Revisiting the classic RunPE technique against updated Defender telemetry and ETW providers in the Windows 11 24H2 build.

Process Hollowing on Windows 11 24H2

Process hollowing (RunPE) has been a staple technique since roughly 2012. The premise is simple: spawn a legitimate host process suspended, unmap its image, write your payload in its place, patch the thread context, then resume.

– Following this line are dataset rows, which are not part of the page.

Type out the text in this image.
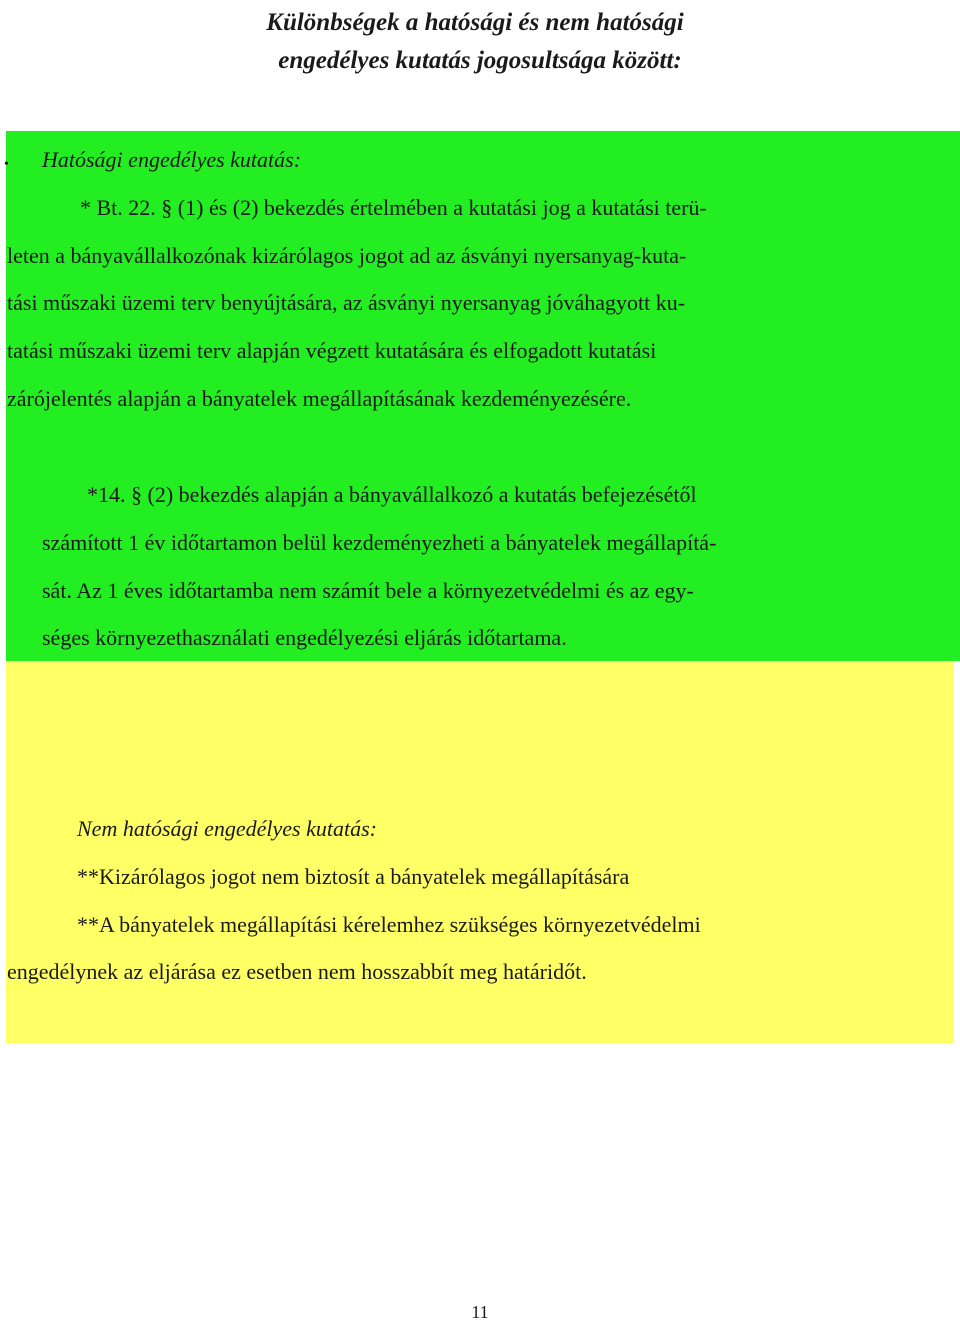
Különbségek a hatósági és nem hatósági
engedélyes kutatás jogosultsága között:
• Hatósági engedélyes kutatás:

* Bt. 22. § (1) és (2) bekezdés értelmében a kutatási jog a kutatási terü-

leten a bányavállalkozónak kizárólagos jogot ad az ásványi nyersanyag-kuta-

tási műszaki üzemi terv benyújtására, az ásványi nyersanyag jóváhagyott ku-

tatási műszaki üzemi terv alapján végzett kutatására és elfogadott kutatási

zárójelentés alapján a bányatelek megállapításának kezdeményezésére.

*14. § (2) bekezdés alapján a bányavállalkozó a kutatás befejezésétől

számított 1 év időtartamon belül kezdeményezheti a bányatelek megállapítá-

sát. Az 1 éves időtartamba nem számít bele a környezetvédelmi és az egy-

séges környezethasználati engedélyezési eljárás időtartama.

Nem hatósági engedélyes kutatás:

**Kizárólagos jogot nem biztosít a bányatelek megállapítására

**A bányatelek megállapítási kérelemhez szükséges környezetvédelmi

engedélynek az eljárása ez esetben nem hosszabbít meg határidőt.

11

Modern EDRs have made the naive implementation trivially detectable, but understanding it is still valuable — its fingerprints appear in commodity crimeware and more targeted operators alike.

The Classic Flow

// 1. Spawn host in suspended state
CreateProcess(
    "C:\\Windows\\System32\\svchost.exe",
    NULL, NULL, NULL, FALSE,
    CREATE_SUSPENDED,
    NULL, NULL, &si, &pi
);

// 2. Unmap the legitimate image
NtUnmapViewOfSection(pi.hProcess, hostImageBase);

// 3. Allocate memory for payload at payload's preferred base
VirtualAllocEx(
    pi.hProcess, payloadPreferredBase,
    payloadSize,
    MEM_COMMIT | MEM_RESERVE,
    PAGE_EXECUTE_READWRITE
);

// 4. Write PE headers + sections, fix relocations if needed
// 5. Update RCX/Rcx via SetThreadContext to new entry point
// 6. ResumeThread(pi.hThread)

What Defender Sees on 24H2

Relevant telemetry on a stock 24H2 box:

  • ETW Microsoft-Windows-Threat-Intelligence (ETWTI) — kernel provider. Fires on VirtualAllocEx with MEM_COMMIT | MEM_RESERVE into a remote process and on WriteProcessMemory when the target address falls inside a SEC_IMAGE region.

  • PsSetCreateProcessNotifyRoutine callbacks — process creation. The spawned process image will appear as svchost.exe in creation events, but querying ProcessImageFileName via NtQueryInformationProcess returns the real path up until the swap completes.

  • Image-load events — your payload’s headers aren’t backed by a file on disk. NTFS minifilter callbacks and AV/EDR sensors can flag the discrepancy between mapped-executable memory and the absence of a corresponding file handle.

Removing Obvious Signals

Replacing NtUnmapViewOfSection + VirtualAllocEx with an in-place section overwrite (no unmap) removes one telemetry event. Using NtCreateSection + NtMapViewOfSection instead of VirtualAllocEx changes the allocation path and slips past some heuristics — ETWTI still fires on NtMapViewOfSection with execute permissions, but the callstack looks different.

The harder problem is the not-backed-by-file heuristic. SEC_IMAGE sections have an associated file handle; anonymous VirtualAllocEx allocations do not. Resolving this cleanly requires either a transacted file write or mapping from an existing legitimate section — both raise their own flags.

Takeaway

Process hollowing is well-covered by sensors today. It’s worth studying because:

  1. You learn exactly where Windows records process identity and how fragile that recording is under direct manipulation.
  2. Subtle variants still appear in the wild, and defenders need to understand the detection surface to evaluate their coverage accurately.
  3. The same primitives (NtUnmapViewOfSection, VirtualAllocEx, WriteProcessMemory, SetThreadContext) appear in many adjacent techniques — understanding one teaches you the vocabulary for all of them.